Abstract

Our study examines the outcomes of the Ross procedure in a cohort of 212 patients prospectively followed with clinical and echocardiographic assessments. Patients' mean age was 34 ± 9 years; 66% were men and 82% had congenital aortic valve disease. The median follow-up was 13.8 years. Patients who had reoperations continued to be followed and entered into the survival analysis. There was 1 operative death as well as 9 late deaths (3 in patients who no longer had the Ross). Survival at 20 years was 93.6% and similar to the general population matched for age and sex. Fifteen patients required reoperations on the pulmonary autograft (4 repairs and 11 replacements), 8 on the pulmonary homograft, and 4other cardiac procedures. At 20 years the freedom from reoperation on the pulmonary autograft was 81.8% and on the pulmonary homograft was 92.7%, and in both was 79.9%. Preoperative aortic insufficiency, aortic annulus diameter ≥15 mm/m(2), and being a man were associated with increased risk of reoperation on the pulmonary autograft.
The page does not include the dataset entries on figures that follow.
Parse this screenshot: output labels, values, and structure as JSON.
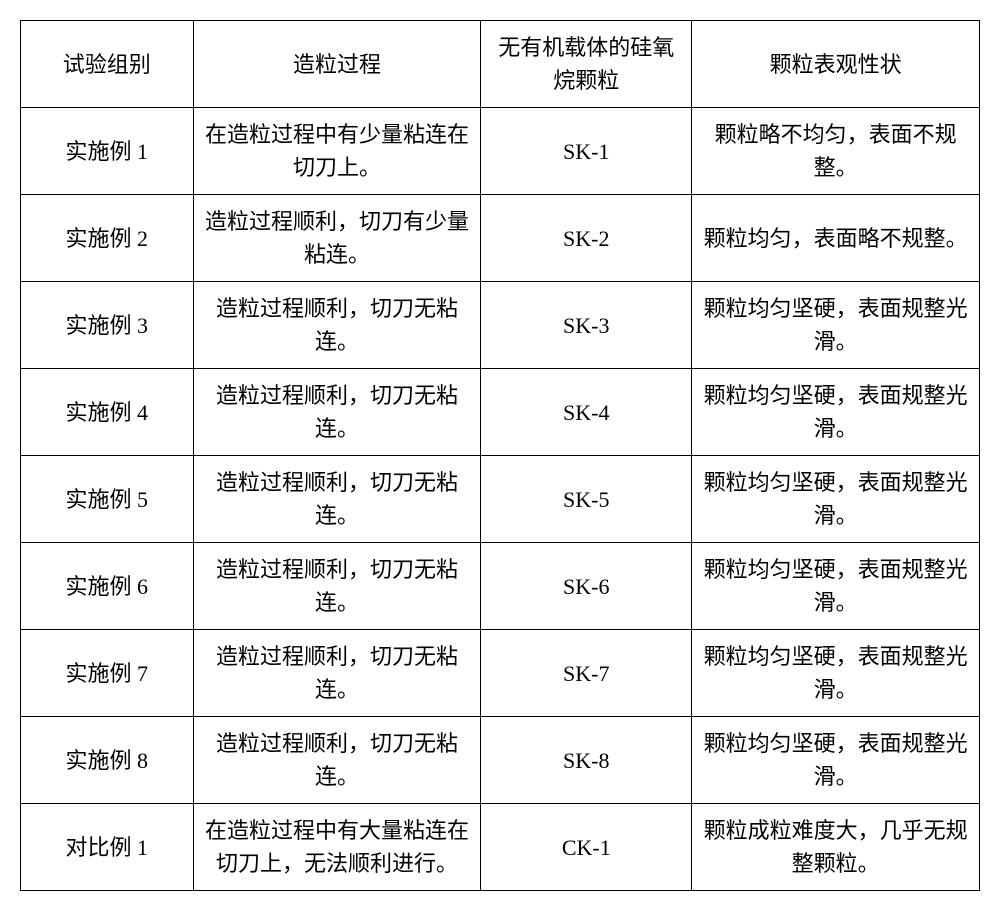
{
  "table": {
    "columns": [
      "试验组别",
      "造粒过程",
      "无有机载体的硅氧烷颗粒",
      "颗粒表观性状"
    ],
    "rows": [
      [
        "实施例 1",
        "在造粒过程中有少量粘连在切刀上。",
        "SK-1",
        "颗粒略不均匀，表面不规整。"
      ],
      [
        "实施例 2",
        "造粒过程顺利，切刀有少量粘连。",
        "SK-2",
        "颗粒均匀，表面略不规整。"
      ],
      [
        "实施例 3",
        "造粒过程顺利，切刀无粘连。",
        "SK-3",
        "颗粒均匀坚硬，表面规整光滑。"
      ],
      [
        "实施例 4",
        "造粒过程顺利，切刀无粘连。",
        "SK-4",
        "颗粒均匀坚硬，表面规整光滑。"
      ],
      [
        "实施例 5",
        "造粒过程顺利，切刀无粘连。",
        "SK-5",
        "颗粒均匀坚硬，表面规整光滑。"
      ],
      [
        "实施例 6",
        "造粒过程顺利，切刀无粘连。",
        "SK-6",
        "颗粒均匀坚硬，表面规整光滑。"
      ],
      [
        "实施例 7",
        "造粒过程顺利，切刀无粘连。",
        "SK-7",
        "颗粒均匀坚硬，表面规整光滑。"
      ],
      [
        "实施例 8",
        "造粒过程顺利，切刀无粘连。",
        "SK-8",
        "颗粒均匀坚硬，表面规整光滑。"
      ],
      [
        "对比例 1",
        "在造粒过程中有大量粘连在切刀上，无法顺利进行。",
        "CK-1",
        "颗粒成粒难度大，几乎无规整颗粒。"
      ]
    ],
    "border_color": "#000000",
    "background_color": "#ffffff",
    "text_color": "#000000",
    "font_size": 22,
    "col_widths_pct": [
      18,
      30,
      22,
      30
    ]
  }
}
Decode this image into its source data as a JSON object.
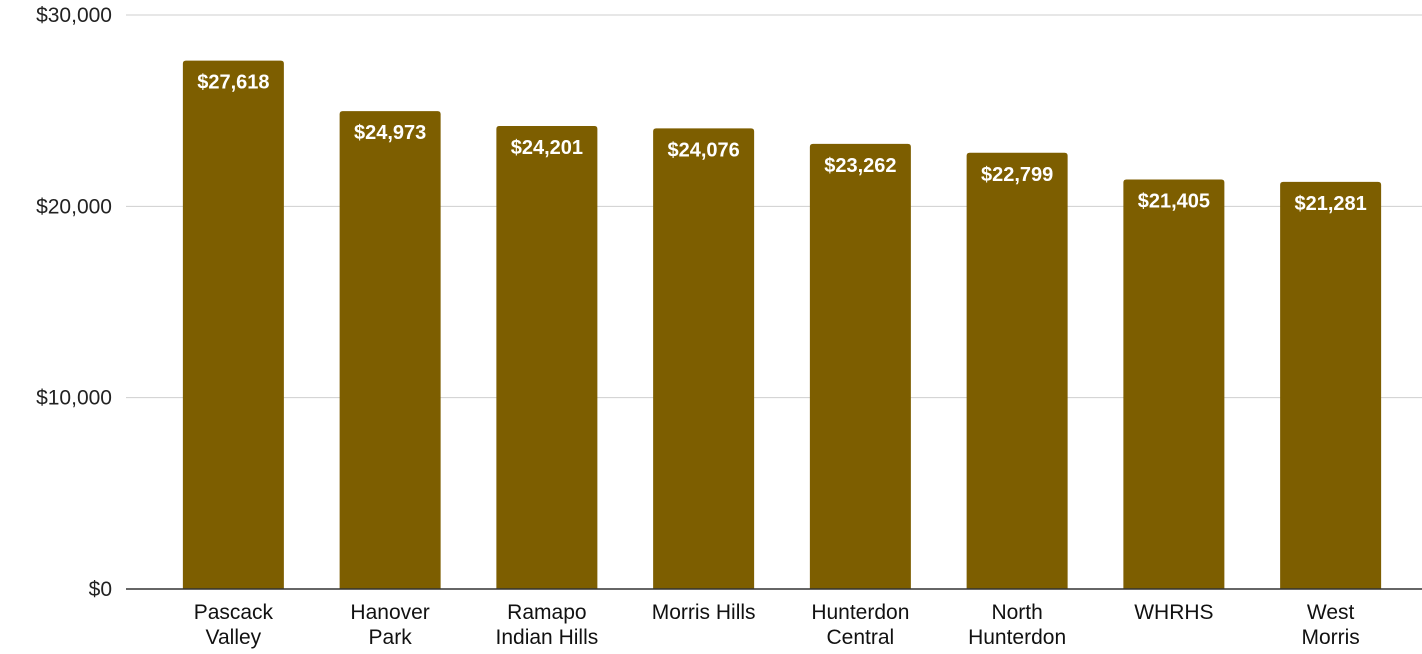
{
  "chart_data": {
    "type": "bar",
    "title": "",
    "xlabel": "",
    "ylabel": "",
    "categories": [
      [
        "Pascack",
        "Valley"
      ],
      [
        "Hanover",
        "Park"
      ],
      [
        "Ramapo",
        "Indian Hills"
      ],
      [
        "Morris Hills"
      ],
      [
        "Hunterdon",
        "Central"
      ],
      [
        "North",
        "Hunterdon"
      ],
      [
        "WHRHS"
      ],
      [
        "West",
        "Morris"
      ]
    ],
    "values": [
      27618,
      24973,
      24201,
      24076,
      23262,
      22799,
      21405,
      21281
    ],
    "data_labels": [
      "$27,618",
      "$24,973",
      "$24,201",
      "$24,076",
      "$23,262",
      "$22,799",
      "$21,405",
      "$21,281"
    ],
    "ylim": [
      0,
      30000
    ],
    "yticks": [
      0,
      10000,
      20000,
      30000
    ],
    "ytick_labels": [
      "$0",
      "$10,000",
      "$20,000",
      "$30,000"
    ],
    "grid": true,
    "legend": "none",
    "bar_color": "#7d5e00",
    "label_color": "#ffffff"
  }
}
Twenty-six patients developed aortic insufficiency greater than mild and 25 patients developed pulmonary homograft dysfunction (defined as moderate or severe insufficiency and/or peak systolic gradient of >40 mm Hg). At 20 years the freedom from aortic insufficiency was 62.6% and freedom from pulmonary valve dysfunction was 53.5%. Survival after the Ross procedure in this cohort was similar to the general population. Dilated aortic annulus and aortic insufficiency were associated with increased risk of developing aortic insufficiency. Pulmonary homograft dysfunction was common at 20 years.